Arrasan con iglesia del siglo XVIII en Tlaxcala | El Universal

Google Translation:

"The National Institute of Anthropology and History (INAH) filed a criminal complaint for the demolition of the chapel of Santo Cristo with use of heavy machinery , in the community of Vicente Guerrero, municipality of San Pablo del Monte, Tlaxcala, Puebla on Tuesday.

About the features of this monument, Lamas said that Delgado is a Franciscan style chapel built in the eighteenth century, with vault acañonada, two bell towers added in the nineteenth century and a dome in the presibiterio.

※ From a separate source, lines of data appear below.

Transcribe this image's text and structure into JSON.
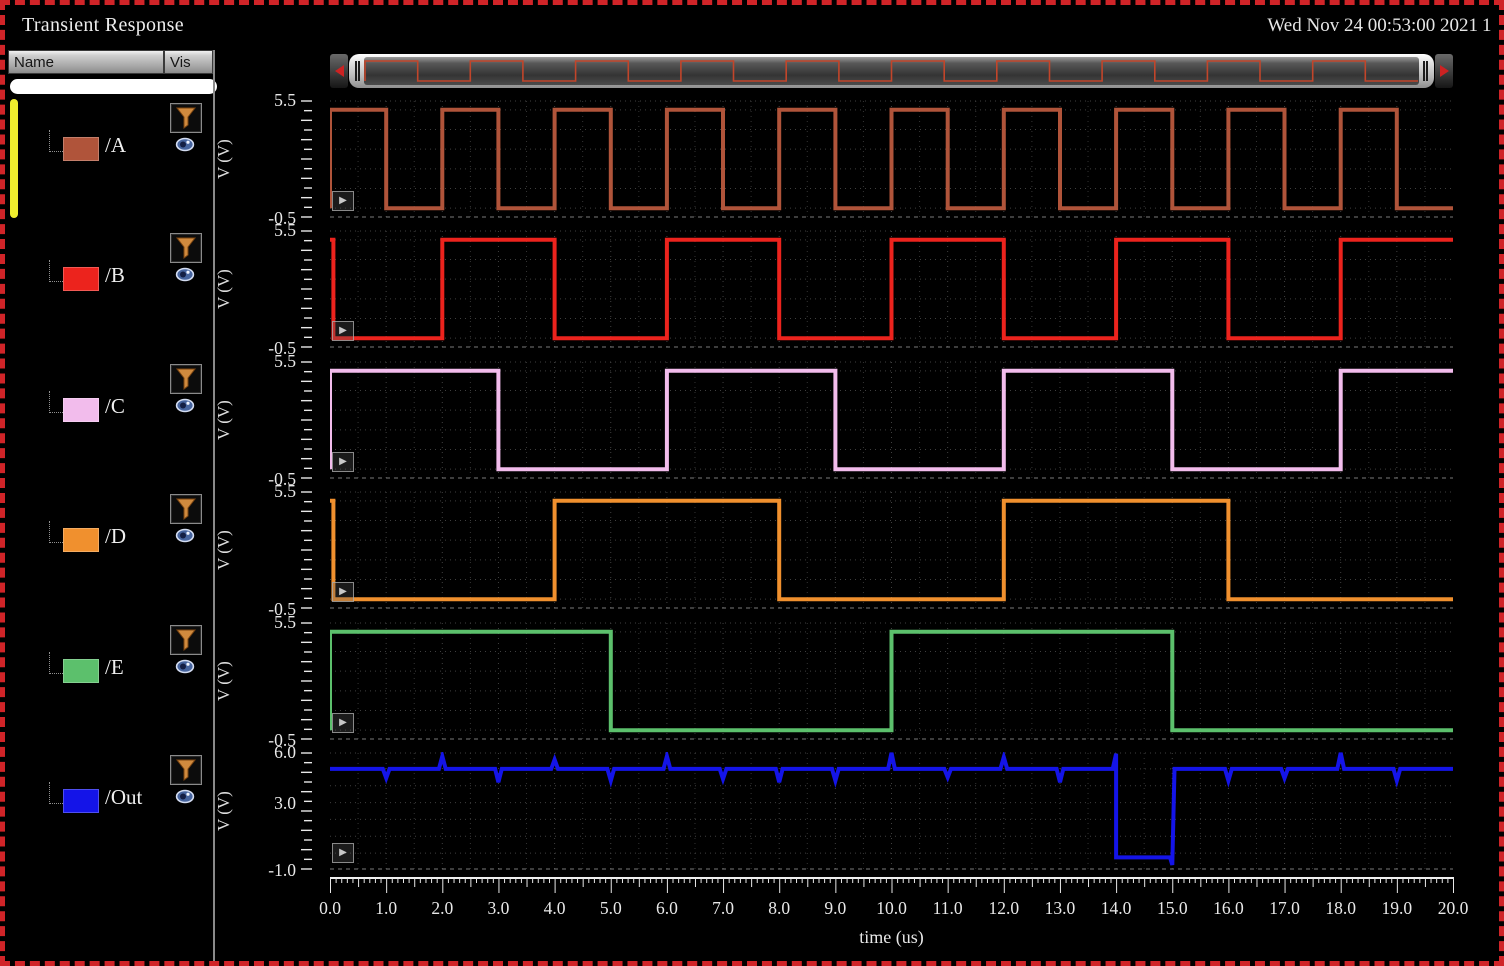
{
  "header": {
    "title": "Transient Response",
    "timestamp": "Wed Nov 24 00:53:00 2021",
    "timestamp_clipped": "1"
  },
  "panel": {
    "columns": [
      "Name",
      "Vis"
    ],
    "filter_value": "",
    "selected_signal": "/A",
    "row_icons": [
      "funnel-filter-icon",
      "eye-visibility-icon"
    ]
  },
  "scrollbar": {
    "minimap_signal": "/A",
    "wave_color": "#c2452a",
    "arrow_color": "#cc2222"
  },
  "axes": {
    "x_label": "time (us)",
    "x_min": 0,
    "x_max": 20,
    "x_tick_labels": [
      "0.0",
      "1.0",
      "2.0",
      "3.0",
      "4.0",
      "5.0",
      "6.0",
      "7.0",
      "8.0",
      "9.0",
      "10.0",
      "11.0",
      "12.0",
      "13.0",
      "14.0",
      "15.0",
      "16.0",
      "17.0",
      "18.0",
      "19.0",
      "20.0"
    ]
  },
  "chart_data": {
    "type": "line",
    "title": "Transient Response",
    "xlabel": "time (us)",
    "xlim": [
      0,
      20
    ],
    "grid": true,
    "legend_position": "left-panel",
    "strips": [
      {
        "name": "/A",
        "color": "#b0543a",
        "ylabel": "V (V)",
        "ylim": [
          -0.5,
          5.5
        ],
        "y_ticks": [
          {
            "label": "5.5",
            "v": 5.5
          },
          {
            "label": "-0.5",
            "v": -0.5
          }
        ],
        "wave": {
          "kind": "square",
          "high_level": 5,
          "low_level": 0,
          "initial_spike": false,
          "high_intervals": [
            [
              0,
              1
            ],
            [
              2,
              3
            ],
            [
              4,
              5
            ],
            [
              6,
              7
            ],
            [
              8,
              9
            ],
            [
              10,
              11
            ],
            [
              12,
              13
            ],
            [
              14,
              15
            ],
            [
              16,
              17
            ],
            [
              18,
              19
            ]
          ]
        }
      },
      {
        "name": "/B",
        "color": "#ec231d",
        "ylabel": "V (V)",
        "ylim": [
          -0.5,
          5.5
        ],
        "y_ticks": [
          {
            "label": "5.5",
            "v": 5.5
          },
          {
            "label": "-0.5",
            "v": -0.5
          }
        ],
        "wave": {
          "kind": "square",
          "high_level": 5,
          "low_level": 0,
          "initial_spike": true,
          "high_intervals": [
            [
              2,
              4
            ],
            [
              6,
              8
            ],
            [
              10,
              12
            ],
            [
              14,
              16
            ],
            [
              18,
              20
            ]
          ]
        }
      },
      {
        "name": "/C",
        "color": "#f2bcec",
        "ylabel": "V (V)",
        "ylim": [
          -0.5,
          5.5
        ],
        "y_ticks": [
          {
            "label": "5.5",
            "v": 5.5
          },
          {
            "label": "-0.5",
            "v": -0.5
          }
        ],
        "wave": {
          "kind": "square",
          "high_level": 5,
          "low_level": 0,
          "initial_spike": false,
          "high_intervals": [
            [
              0,
              3
            ],
            [
              6,
              9
            ],
            [
              12,
              15
            ],
            [
              18,
              20
            ]
          ]
        }
      },
      {
        "name": "/D",
        "color": "#f0902e",
        "ylabel": "V (V)",
        "ylim": [
          -0.5,
          5.5
        ],
        "y_ticks": [
          {
            "label": "5.5",
            "v": 5.5
          },
          {
            "label": "-0.5",
            "v": -0.5
          }
        ],
        "wave": {
          "kind": "square",
          "high_level": 5,
          "low_level": 0,
          "initial_spike": true,
          "high_intervals": [
            [
              4,
              8
            ],
            [
              12,
              16
            ]
          ]
        }
      },
      {
        "name": "/E",
        "color": "#5cc06c",
        "ylabel": "V (V)",
        "ylim": [
          -0.5,
          5.5
        ],
        "y_ticks": [
          {
            "label": "5.5",
            "v": 5.5
          },
          {
            "label": "-0.5",
            "v": -0.5
          }
        ],
        "wave": {
          "kind": "square",
          "high_level": 5,
          "low_level": 0,
          "initial_spike": false,
          "high_intervals": [
            [
              0,
              5
            ],
            [
              10,
              15
            ]
          ]
        }
      },
      {
        "name": "/Out",
        "color": "#1414e8",
        "ylabel": "V (V)",
        "ylim": [
          -1,
          6
        ],
        "y_ticks": [
          {
            "label": "6.0",
            "v": 6
          },
          {
            "label": "3.0",
            "v": 3
          },
          {
            "label": "-1.0",
            "v": -1
          }
        ],
        "wave": {
          "kind": "glitchy-high",
          "base_level": 5,
          "glitches": [
            {
              "t": 1,
              "v": 4.45
            },
            {
              "t": 2,
              "v": 5.75
            },
            {
              "t": 3,
              "v": 4.2
            },
            {
              "t": 4,
              "v": 5.55
            },
            {
              "t": 5,
              "v": 4.3
            },
            {
              "t": 6,
              "v": 5.75
            },
            {
              "t": 7,
              "v": 4.4
            },
            {
              "t": 8,
              "v": 4.2
            },
            {
              "t": 9,
              "v": 4.3
            },
            {
              "t": 10,
              "v": 5.95
            },
            {
              "t": 11,
              "v": 4.5
            },
            {
              "t": 12,
              "v": 5.7
            },
            {
              "t": 13,
              "v": 4.2
            },
            {
              "t": 16,
              "v": 4.3
            },
            {
              "t": 17,
              "v": 4.45
            },
            {
              "t": 18,
              "v": 5.95
            },
            {
              "t": 19,
              "v": 4.3
            }
          ],
          "fall_spike_v": 5.9,
          "low_pulse": {
            "start": 14,
            "end": 15,
            "level": -0.25,
            "undershoot": -0.7
          }
        }
      }
    ]
  }
}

The Federal Law on Monuments and Archaeological Sites specify that the damage to a national heritage site is punishable by 3 to 11 years in prison."


----------



## GARYJ65 (Feb 9, 2013)

Obviously local people did not want that chapel in their town, you may see graffiti in the chapel walls.

If it was so precious, why INAH did not have guards protecting it? That demolition job takes quite a few hours to do, if not days...

They claim to not understand how a predominantly catholic town would do that, Mexico is not as Catholic as it used to be ...


----------



## Isla Verde (Oct 19, 2011)

GARYJ65 said:


> Obviously local people did not want that chapel in their town, you may see graffiti in the chapel walls.
> 
> If it was so precious, why INAH did not have guards protecting it? That demolition job takes quite a few hours to do, if not days...
> 
> They claim to not understand how a predominantly catholic town would do that, Mexico is not as Catholic as it used to be ...


I've read about this story. The townspeople who demolished the chapel were Catholic and were concerned it would come crashing down on their heads as they were attending mass or their children were at catechism. Already there were many leaks in the roof letting in the rain. They did complain to the authorities about the deteriorating condition of the chapel, but no one paid attention to them. So they took matters into their own hands and demolished the structure.


----------



## sparks (Jun 17, 2007)

Why would this be moved to a Chat area. Chat is like off topic/not Mexico I thought. Strange


----------



## RVGRINGO (May 16, 2007)

Maybe because the chapel is now trash. Chatarrería = Junk yard.


----------